День благодарения мы отмечали в гостях у бабушки с дедушкой в Миллинокете. С 1975-го года их дом совсем не изменился: ворсистый ковер, часы в виде солнца, а в воздухе, несмотря на запекающуюся в духовке индейку, витал запах сигарет и кофейного бренди. Дедушка подарил мне пачку вафель Necco и пятидолларовую купюру; бабушка спросила, не поправилась ли я. Мы ели корнеплоды и покупные булочки, лимонный пирог с коричневыми пиками меренги, которые папа подъедал, пока никто не смотрел.

По дороге домой машину подбрасывало на выбоинах и вспучившемся от мороза асфальте, по обеим сторонам тянулись бесконечные стены кромешно-черных лесов. По радио крутили хиты семидесятых и восьмидесятых, папа постукивал по рулю в такт песне «My Sharona», а мама спала, прислонив голову к окну. «Such a dirty mind / I always get it up for the touch of the younger kind»[2]. Я смотрела, как ритмично постукивали его пальцы, когда в очередной раз начинался припев. Он хоть слышал, о чем эта песня, чему он подпевал? «Get it up for the touch of the younger kind». Это сводило меня с ума: я видела то, чего остальные словно бы не замечали.

Вернувшись в школу после каникул, я ужинала за пустым концом длинного стола. За несколько стульев от меня Люси с Диной сплетничали о какой-то популярной девушке-старшекласснице, которая якобы пришла на хеллоуинскую дискотеку под наркотой. Обри Дана спросила, под какой наркотой.

Дина, поколебавшись, ответила:

– Под коксом.

Обри покачала головой.

– Ни у кого здесь нет кокса, – сказала она.

Дина не стала спорить; Обри была из Нью-Йорка, а потому обладала авторитетом.

Прошла минута, прежде чем я поняла, что речь идет о кокаине, а не о газировке. Обычно в таких случаях я чувствовала себя деревенщиной, но сейчас их сплетни показались мне жалкими. Какая разница, что кто-то пришел на дискотеку под наркотой? Неужели больше обсудить нечего? Я уставилась на свой сэндвич с арахисовым маслом и отрешилась от действительности, провалившись в концовку «Лолиты», которую только что перечитала, – последнюю сцену, где предстает потрясенный, залитый кровью Гумберт, по-прежнему влюбленный в Ло, даже после того, как она принесла ему столько боли, а он принес столько боли ей. Его чувства к ней были бесконечны и неподвластны его воле. А как иначе, когда его за них демонизирует весь мир? Если бы он мог ее разлюбить, он бы это сделал. Его жизнь была бы намного легче, если бы он оставил ее в покое.

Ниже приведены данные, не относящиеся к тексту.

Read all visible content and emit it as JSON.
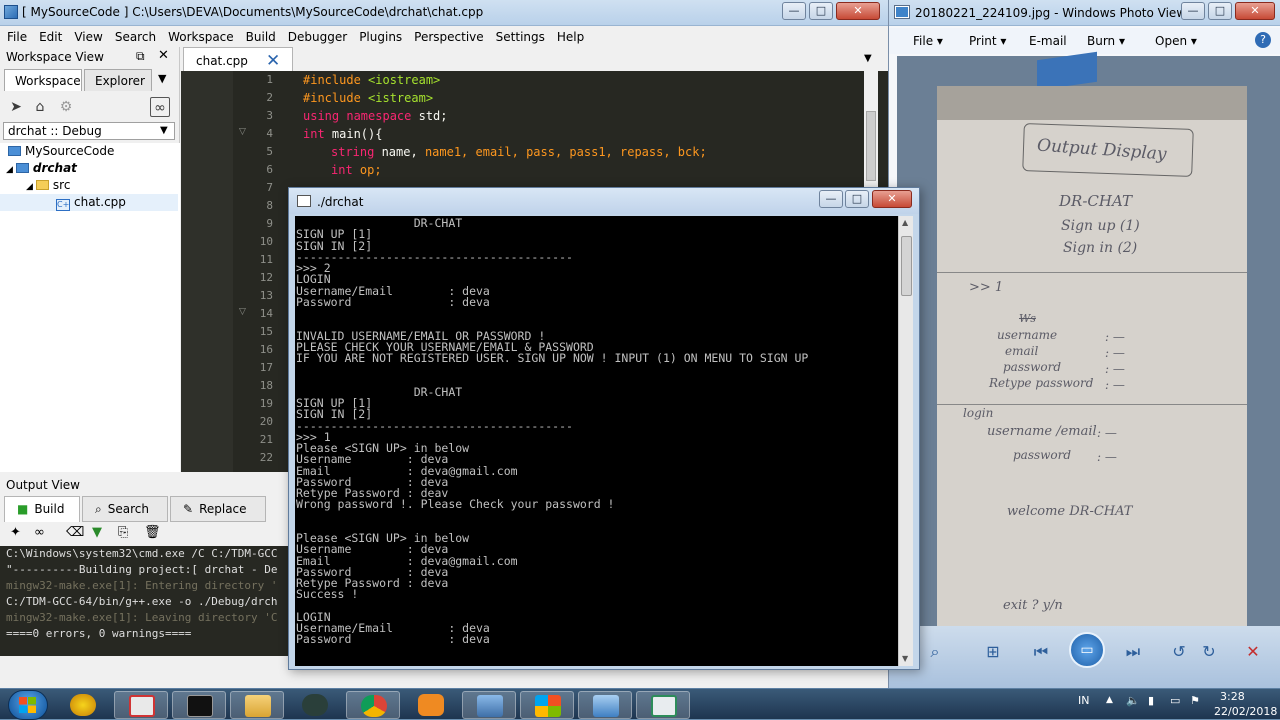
{
  "codelite": {
    "title": "[ MySourceCode ] C:\\Users\\DEVA\\Documents\\MySourceCode\\drchat\\chat.cpp",
    "menu": [
      "File",
      "Edit",
      "View",
      "Search",
      "Workspace",
      "Build",
      "Debugger",
      "Plugins",
      "Perspective",
      "Settings",
      "Help"
    ],
    "workspace_view": {
      "header": "Workspace View",
      "tabs": [
        "Workspace",
        "Explorer"
      ],
      "config": "drchat :: Debug",
      "tree": [
        "MySourceCode",
        "drchat",
        "src",
        "chat.cpp"
      ]
    },
    "editor": {
      "tab_label": "chat.cpp",
      "line_numbers": [
        "1",
        "2",
        "3",
        "4",
        "5",
        "6",
        "7",
        "8",
        "9",
        "10",
        "11",
        "12",
        "13",
        "14",
        "15",
        "16",
        "17",
        "18",
        "19",
        "20",
        "21",
        "22"
      ],
      "code": {
        "l1_a": "#include ",
        "l1_b": "<iostream>",
        "l2_a": "#include ",
        "l2_b": "<istream>",
        "l3_a": "using namespace",
        "l3_b": " std;",
        "l4_a": "int",
        "l4_b": " main(){",
        "l5_a": "string",
        "l5_b": " name, ",
        "l5_c": "name1, email, pass, pass1, repass, bck;",
        "l6_a": "int",
        "l6_b": " op;",
        "l8": "m",
        "l9": "c",
        "l10": "c",
        "l11": "c",
        "l12": "c",
        "l13": "c",
        "l14": "s"
      }
    },
    "output_view": {
      "header": "Output View",
      "tabs": [
        "Build",
        "Search",
        "Replace"
      ],
      "lines": [
        "C:\\Windows\\system32\\cmd.exe /C C:/TDM-GCC",
        "\"----------Building project:[ drchat - De",
        "mingw32-make.exe[1]: Entering directory '",
        "C:/TDM-GCC-64/bin/g++.exe -o ./Debug/drch",
        "mingw32-make.exe[1]: Leaving directory 'C",
        "====0 errors, 0 warnings===="
      ]
    }
  },
  "console": {
    "title": "./drchat",
    "lines": [
      "                 DR-CHAT",
      "SIGN UP [1]",
      "SIGN IN [2]",
      "----------------------------------------",
      ">>> 2",
      "LOGIN",
      "Username/Email        : deva",
      "Password              : deva",
      "",
      "",
      "INVALID USERNAME/EMAIL OR PASSWORD !",
      "PLEASE CHECK YOUR USERNAME/EMAIL & PASSWORD",
      "IF YOU ARE NOT REGISTERED USER. SIGN UP NOW ! INPUT (1) ON MENU TO SIGN UP",
      "",
      "",
      "                 DR-CHAT",
      "SIGN UP [1]",
      "SIGN IN [2]",
      "----------------------------------------",
      ">>> 1",
      "Please <SIGN UP> in below",
      "Username        : deva",
      "Email           : deva@gmail.com",
      "Password        : deva",
      "Retype Password : deav",
      "Wrong password !. Please Check your password !",
      "",
      "",
      "Please <SIGN UP> in below",
      "Username        : deva",
      "Email           : deva@gmail.com",
      "Password        : deva",
      "Retype Password : deva",
      "Success !",
      "",
      "LOGIN",
      "Username/Email        : deva",
      "Password              : deva"
    ]
  },
  "photo_viewer": {
    "title": "20180221_224109.jpg - Windows Photo Viewer",
    "menu": [
      "File",
      "Print",
      "E-mail",
      "Burn",
      "Open"
    ],
    "handwriting": {
      "heading": "Output Display",
      "menu_title": "DR-CHAT",
      "sign_up": "Sign up (1)",
      "sign_in": "Sign in (2)",
      "prompt": ">>  1",
      "strike": "Ws",
      "username": "username",
      "email": "email",
      "password": "password",
      "retype": "Retype password",
      "login": "login",
      "username_email": "username /email",
      "password2": "password",
      "welcome": "welcome   DR-CHAT",
      "exit": "exit ?  y/n"
    }
  },
  "taskbar": {
    "lang": "IN",
    "time": "3:28",
    "date": "22/02/2018"
  }
}
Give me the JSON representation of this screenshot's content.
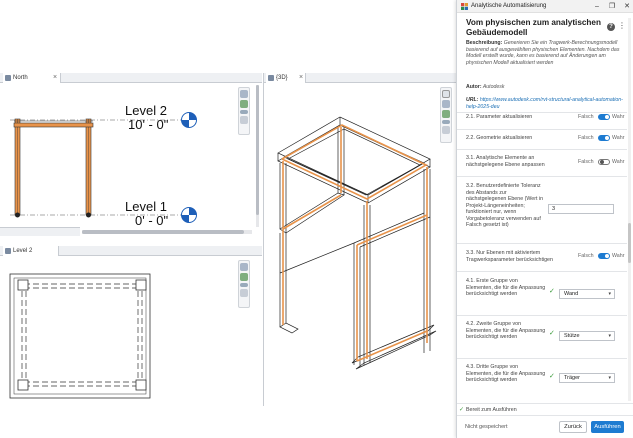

Покусывая корку сэндвича, я пыталась увидеть ситуацию с точки зрения мистера Стрейна. Скорее всего, он напуган – нет, он в ужасе. Поглощенная собственными досадой и нетерпением, я никогда не задумывалась, как высоки ставки для него и скольким он уже рискнул, погладив меня по ноге, сказав, что хочет меня поцеловать. Он не знал, как я на все это отреагирую. Что, если бы я оскорбилась, нажаловалась на него? Возможно, все это время он вел себя смело, а я была эгоисткой.

Ведь чем я, по большому счету, рисковала? Если бы я сделала шаг к нему, а он бы меня отверг, мне не грозило бы ничего, кроме небольшого унижения. Подумаешь. Моя жизнь пошла бы своим чередом. Несправедливо было ожидать, что он подставится еще больше. По меньшей мере я должна пойти ему навстречу, показать, чего я хочу и что я готова к тому, что мир будет демонизировать и меня.

Позже у себя в комнате я лежала в постели и листала «Лолиту», пока не нашла на семнадцатой странице строчку, которую искала. Гумберт описывал качества нимфетки в толпе обыкновенных девочек: «Она-то, нимфетка, стоит среди них, неузнанная и сама не чующая своей баснословной власти».